Using a systematic approach to model development and optimization, we trained and compared various types of machine learning models, including logistic regression, neural networks, support vector machines, random forests, and gradient boosting. To evaluate the developed models, we performed a retrospective evaluation on demographic, clinical, and blood analysis data from a cohort of 5644 patients. In addition, we determined which clinical features were predictive to what degree for each of the aforementioned clinical tasks using causal explanations.
Our experimental results indicate that our predictive models identified patients that test positive for SARS-CoV-2 a priori at a sensitivity of 75% (95% CI 67%-81%) and a specificity of 49% (95% CI 46%-51%), patients who are SARS-CoV-2 positive that require hospitalization with 0.92 area under the receiver operator characteristic curve (AUC; 95% CI 0.81-0.98), and patients who are SARS-CoV-2 positive that require critical care with 0.98 AUC (95% CI 0.95-1.00).

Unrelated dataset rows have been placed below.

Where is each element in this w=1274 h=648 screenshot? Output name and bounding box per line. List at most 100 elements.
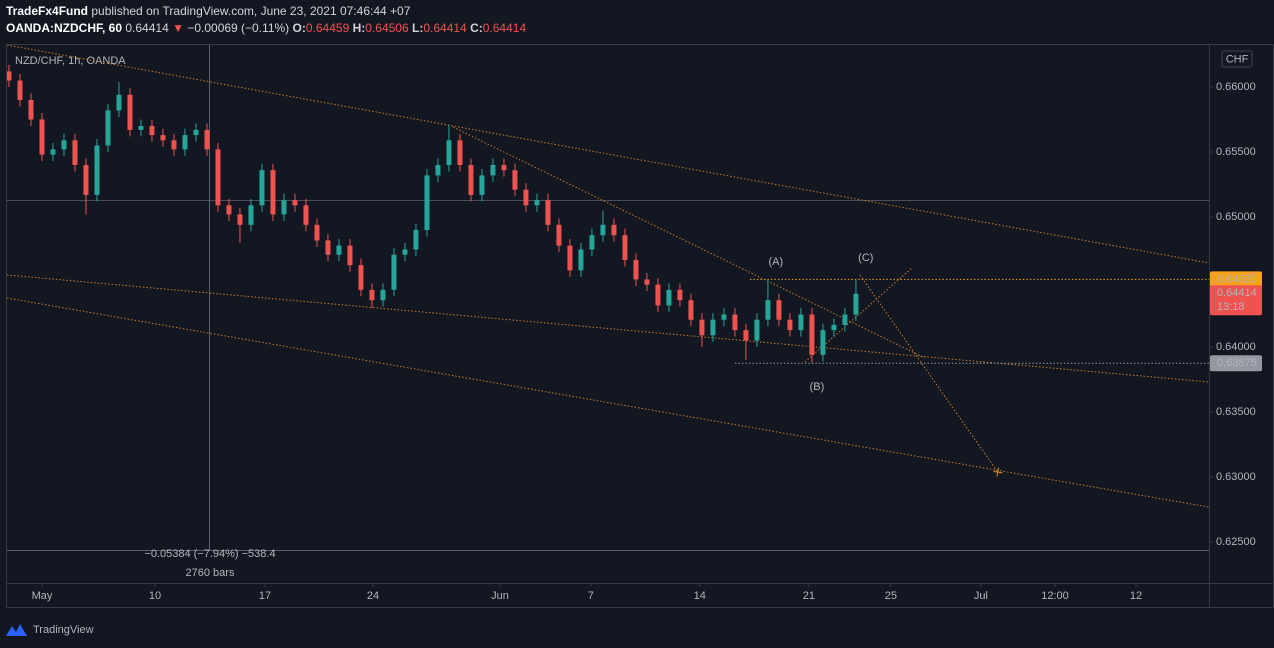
- candle-body: [776, 300, 782, 320]
- candle-body: [721, 314, 727, 320]
- candle-body: [391, 254, 397, 290]
- candle-body: [182, 135, 188, 150]
- candle-body: [710, 319, 716, 336]
- candle-body: [556, 224, 562, 246]
- candle-body: [380, 289, 386, 301]
- price-tag-label: 0.63875: [1217, 357, 1257, 369]
- high-label: H:: [353, 21, 366, 35]
- candle-body: [666, 289, 672, 306]
- trend-line: [804, 267, 913, 363]
- change: −0.00069 (−0.11%): [187, 21, 289, 35]
- candle-body: [853, 293, 859, 315]
- candle-body: [831, 324, 837, 331]
- candle-body: [105, 110, 111, 146]
- y-tick-label: 0.63000: [1216, 471, 1256, 483]
- published: published on TradingView.com, June 23, 2…: [91, 4, 410, 18]
- open-label: O:: [293, 21, 306, 35]
- price-tag-countdown: 13:18: [1217, 301, 1245, 313]
- candle-body: [72, 140, 78, 166]
- y-tick-label: 0.65000: [1216, 211, 1256, 223]
- high: 0.64506: [365, 21, 409, 35]
- candle-body: [732, 314, 738, 331]
- candle-body: [479, 175, 485, 195]
- currency-box: [1221, 50, 1253, 68]
- x-tick-label: Jul: [974, 590, 988, 602]
- x-tick-label: 7: [588, 590, 594, 602]
- x-tick-label: 10: [149, 590, 161, 602]
- low-label: L:: [412, 21, 423, 35]
- candle-body: [402, 249, 408, 255]
- x-tick-label: 21: [803, 590, 815, 602]
- candle-body: [699, 319, 705, 336]
- y-tick-label: 0.63500: [1216, 406, 1256, 418]
- y-tick-label: 0.64000: [1216, 341, 1256, 353]
- y-tick-label: 0.66000: [1216, 81, 1256, 93]
- candle-body: [501, 165, 507, 171]
- candle-body: [600, 224, 606, 236]
- candle-body: [39, 119, 45, 155]
- candle-body: [17, 80, 23, 100]
- candle-body: [259, 170, 265, 206]
- candle-body: [622, 235, 628, 260]
- candle-body: [567, 245, 573, 271]
- brand: TradingView: [33, 624, 94, 636]
- x-tick-label: 25: [885, 590, 897, 602]
- candle-body: [336, 245, 342, 255]
- candle-body: [743, 330, 749, 341]
- candle-body: [413, 230, 419, 250]
- candle-body: [809, 314, 815, 355]
- low: 0.64414: [423, 21, 467, 35]
- last: 0.64414: [125, 21, 169, 35]
- candle-body: [138, 125, 144, 130]
- logo-icon: [6, 624, 27, 636]
- candle-body: [237, 214, 243, 225]
- candle-body: [765, 300, 771, 320]
- publisher: TradeFx4Fund: [6, 4, 88, 18]
- candle-body: [28, 99, 34, 120]
- x-tick-label: 12: [1130, 590, 1142, 602]
- candle-body: [292, 200, 298, 206]
- trend-line: [7, 45, 1209, 264]
- ohlc-line: OANDA:NZDCHF, 60 0.64414 ▼ −0.00069 (−0.…: [6, 21, 526, 35]
- candle-body: [512, 170, 518, 190]
- candle-body: [655, 284, 661, 306]
- candle-body: [270, 170, 276, 215]
- open: 0.64459: [306, 21, 350, 35]
- arrow: ▼: [172, 21, 184, 35]
- candle-body: [50, 149, 56, 155]
- candle-body: [281, 200, 287, 215]
- candle-body: [303, 205, 309, 225]
- candle-body: [160, 135, 166, 141]
- candle-body: [842, 314, 848, 325]
- candle-body: [204, 129, 210, 150]
- candle-body: [523, 189, 529, 206]
- price-tag-label: 0.64414: [1217, 287, 1257, 299]
- candle-body: [193, 129, 199, 136]
- measure-text: −0.05384 (−7.94%) −538.4: [144, 548, 275, 560]
- trend-line: [7, 297, 1209, 508]
- candle-body: [644, 279, 650, 285]
- y-tick-label: 0.65500: [1216, 146, 1256, 158]
- x-tick-label: 24: [367, 590, 379, 602]
- candle-body: [435, 165, 441, 176]
- measure-bars: 2760 bars: [186, 567, 235, 579]
- candle-body: [83, 165, 89, 195]
- candle-body: [61, 140, 67, 150]
- candle-body: [633, 259, 639, 280]
- candle-body: [820, 330, 826, 355]
- candle-body: [545, 200, 551, 225]
- candle-body: [314, 224, 320, 241]
- candle-body: [171, 140, 177, 150]
- candle-body: [589, 235, 595, 250]
- candle-body: [677, 289, 683, 301]
- currency: CHF: [1226, 53, 1249, 65]
- candle-body: [127, 94, 133, 130]
- candle-body: [226, 205, 232, 215]
- x-tick-label: May: [32, 590, 53, 602]
- candle-body: [325, 240, 331, 255]
- candle-body: [578, 249, 584, 271]
- wave-label: (C): [858, 252, 873, 264]
- candle-body: [149, 125, 155, 136]
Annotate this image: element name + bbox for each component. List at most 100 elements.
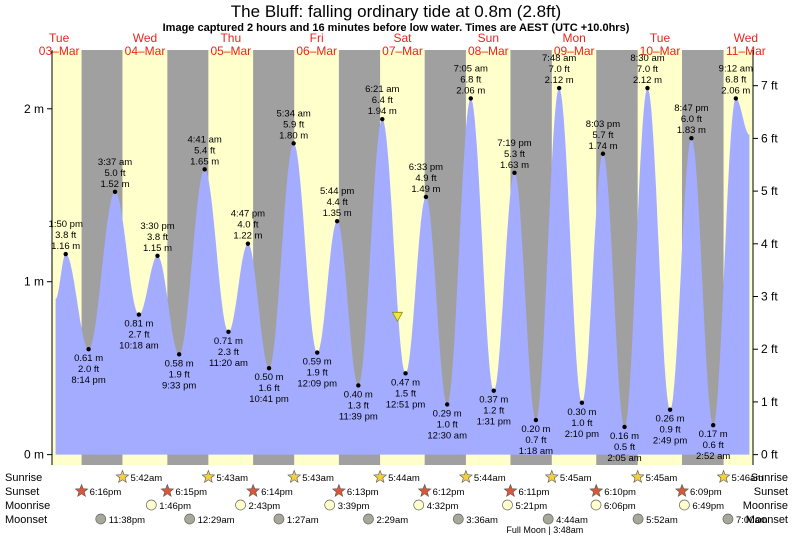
sunrise-star-icon (458, 469, 473, 483)
right-tick-label: 7 ft (761, 79, 778, 93)
tide-height-ft-label: 5.4 ft (194, 145, 215, 156)
sunset-time-label: 6:10pm (604, 487, 636, 498)
sunset-row-label-left: Sunset (5, 486, 39, 498)
moonrise-row-label-right: Moonrise (743, 500, 788, 512)
tide-height-ft-label: 0.5 ft (614, 442, 635, 453)
tide-height-ft-label: 4.4 ft (327, 197, 348, 208)
current-tide-marker (391, 311, 404, 323)
sunrise-star-icon (716, 469, 731, 483)
sunrise-row-label-left: Sunrise (5, 472, 42, 484)
tide-height-ft-label: 6.8 ft (460, 74, 481, 85)
sunset-time-label: 6:15pm (175, 487, 207, 498)
sunset-time-label: 6:11pm (518, 487, 549, 498)
high-tide-point (380, 116, 385, 122)
sunset-time-label: 6:12pm (433, 487, 465, 498)
tide-time-label: 5:34 am (276, 108, 310, 119)
tide-height-ft-label: 2.0 ft (78, 364, 99, 375)
sunset-time-label: 6:16pm (90, 487, 122, 498)
high-tide-point (689, 135, 694, 141)
high-tide-point (512, 170, 517, 175)
left-tick-label: 2 m (24, 102, 44, 116)
right-tick-label: 5 ft (761, 184, 778, 198)
high-tide-point (600, 151, 606, 156)
tide-time-label: 2:10 pm (565, 429, 599, 440)
tide-height-m-label: 2.06 m (721, 85, 750, 96)
low-tide-point (445, 402, 450, 407)
moonrise-time-label: 3:39pm (338, 501, 370, 512)
tide-height-m-label: 0.26 m (656, 414, 685, 425)
tide-height-ft-label: 1.0 ft (437, 419, 458, 430)
tide-height-m-label: 0.50 m (255, 372, 284, 383)
low-tide-point (314, 350, 320, 355)
tide-height-ft-label: 1.0 ft (571, 418, 592, 429)
low-tide-point (622, 424, 627, 430)
right-tick-label: 1 ft (761, 395, 778, 409)
tide-height-m-label: 1.94 m (368, 106, 397, 117)
day-date-label: 06–Mar (296, 44, 337, 58)
moonrise-time-label: 5:21pm (515, 501, 547, 512)
moonrise-icon (590, 499, 602, 511)
tide-area (55, 88, 750, 455)
tide-height-m-label: 1.15 m (143, 243, 172, 254)
tide-time-label: 7:48 am (542, 53, 576, 64)
tide-height-ft-label: 5.3 ft (504, 149, 525, 160)
tide-height-ft-label: 1.6 ft (258, 383, 279, 394)
moonset-time-label: 3:36am (466, 515, 498, 526)
day-name-label: Sat (393, 31, 412, 45)
chart-subtitle: Image captured 2 hours and 16 minutes be… (163, 22, 630, 34)
day-name-label: Thu (220, 31, 241, 45)
low-tide-point (176, 352, 182, 357)
day-date-label: 07–Mar (382, 44, 423, 58)
tide-height-ft-label: 0.7 ft (525, 435, 546, 446)
tide-time-label: 1:18 am (519, 446, 553, 457)
high-tide-point (645, 85, 650, 91)
tide-labels: 1:50 pm3.8 ft1.16 m0.61 m2.0 ft8:14 pm3:… (49, 53, 754, 464)
moonrise-time-label: 6:06pm (604, 501, 636, 512)
low-tide-point (356, 383, 361, 388)
tide-height-ft-label: 4.0 ft (237, 220, 258, 231)
tide-time-label: 12:51 pm (386, 399, 426, 410)
sunset-star-icon (246, 483, 261, 497)
day-date-label: 05–Mar (210, 44, 251, 58)
sunrise-star-icon (115, 469, 130, 483)
high-tide-point (733, 96, 739, 101)
tide-height-m-label: 2.12 m (633, 75, 662, 86)
tide-height-m-label: 0.29 m (433, 408, 462, 419)
moonrise-icon (235, 499, 246, 511)
tide-height-ft-label: 7.0 ft (637, 64, 658, 75)
tide-height-m-label: 0.81 m (124, 319, 153, 330)
moonrise-time-label: 1:46pm (159, 501, 191, 512)
tide-time-label: 8:14 pm (71, 375, 105, 386)
tide-time-label: 3:30 pm (140, 221, 174, 232)
tide-time-label: 8:30 am (630, 53, 664, 64)
tide-time-label: 2:52 am (696, 451, 730, 462)
tide-time-label: 7:05 am (454, 63, 488, 74)
moonset-time-label: 2:29am (376, 515, 408, 526)
high-tide-point (202, 167, 207, 172)
moonset-icon (542, 513, 554, 525)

Our results indicate that predictive models trained on routinely collected clinical data could be used to predict clinical pathways for COVID-19 and, therefore, help inform care and prioritize resources.
新型冠状病毒肺炎(COVID-19)是由严重急性呼吸综合征冠状病毒2(SARS-CoV-2)引起的一种迅速出现的呼吸道疾病。由于SARS-CoV-2在人与人之间的快速传播,许多医疗保健系统面临超出其医疗保健能力的风险,特别是在SARS-CoV-2检测、医院和重症监护病房(ICU)床位以及机械通气方面。预测算法有可能通过识别那些最有可能SARS-CoV-2检测呈阳性、住院或入住ICU的人来缓解医疗保健系统的压力。
本研究的目的是开发、研究和评估临床预测模型,这些模型使用机器学习并基于常规收集的临床数据来估计哪些患者可能SARS-CoV-2检测呈阳性或需要住院或重症监护。
我们采用系统的方法进行模型开发和优化,训练并比较了各种类型的机器学习模型,包括逻辑回归、神经网络、支持向量机、随机森林和梯度提升。为了评估所开发的模型,我们对来自5644名患者队列的人口统计学、临床和血液分析数据进行了回顾性评估。此外,我们使用因果解释确定了哪些临床特征对于上述每个临床任务具有何种程度的预测性。
我们的实验结果表明,我们的预测模型识别出SARS-CoV-2检测呈阳性的患者,其灵敏度为75%(95%置信区间67%-81%),特异性为49%(95%置信区间46%-51%);识别出SARS-CoV-2阳性且需要住院的患者,其受试者工作特征曲线(AUC)下面积为0.92(95%置信区间0.81-0.98);识别出SARS-CoV-2阳性且需要重症监护的患者,其AUC为0.98(95%置信区间0.95-1.00)。
我们的结果表明,基于常规收集的临床数据训练的预测模型可用于预测COVID-19的临床路径,从而有助于为医疗护理提供信息并对资源进行优先排序。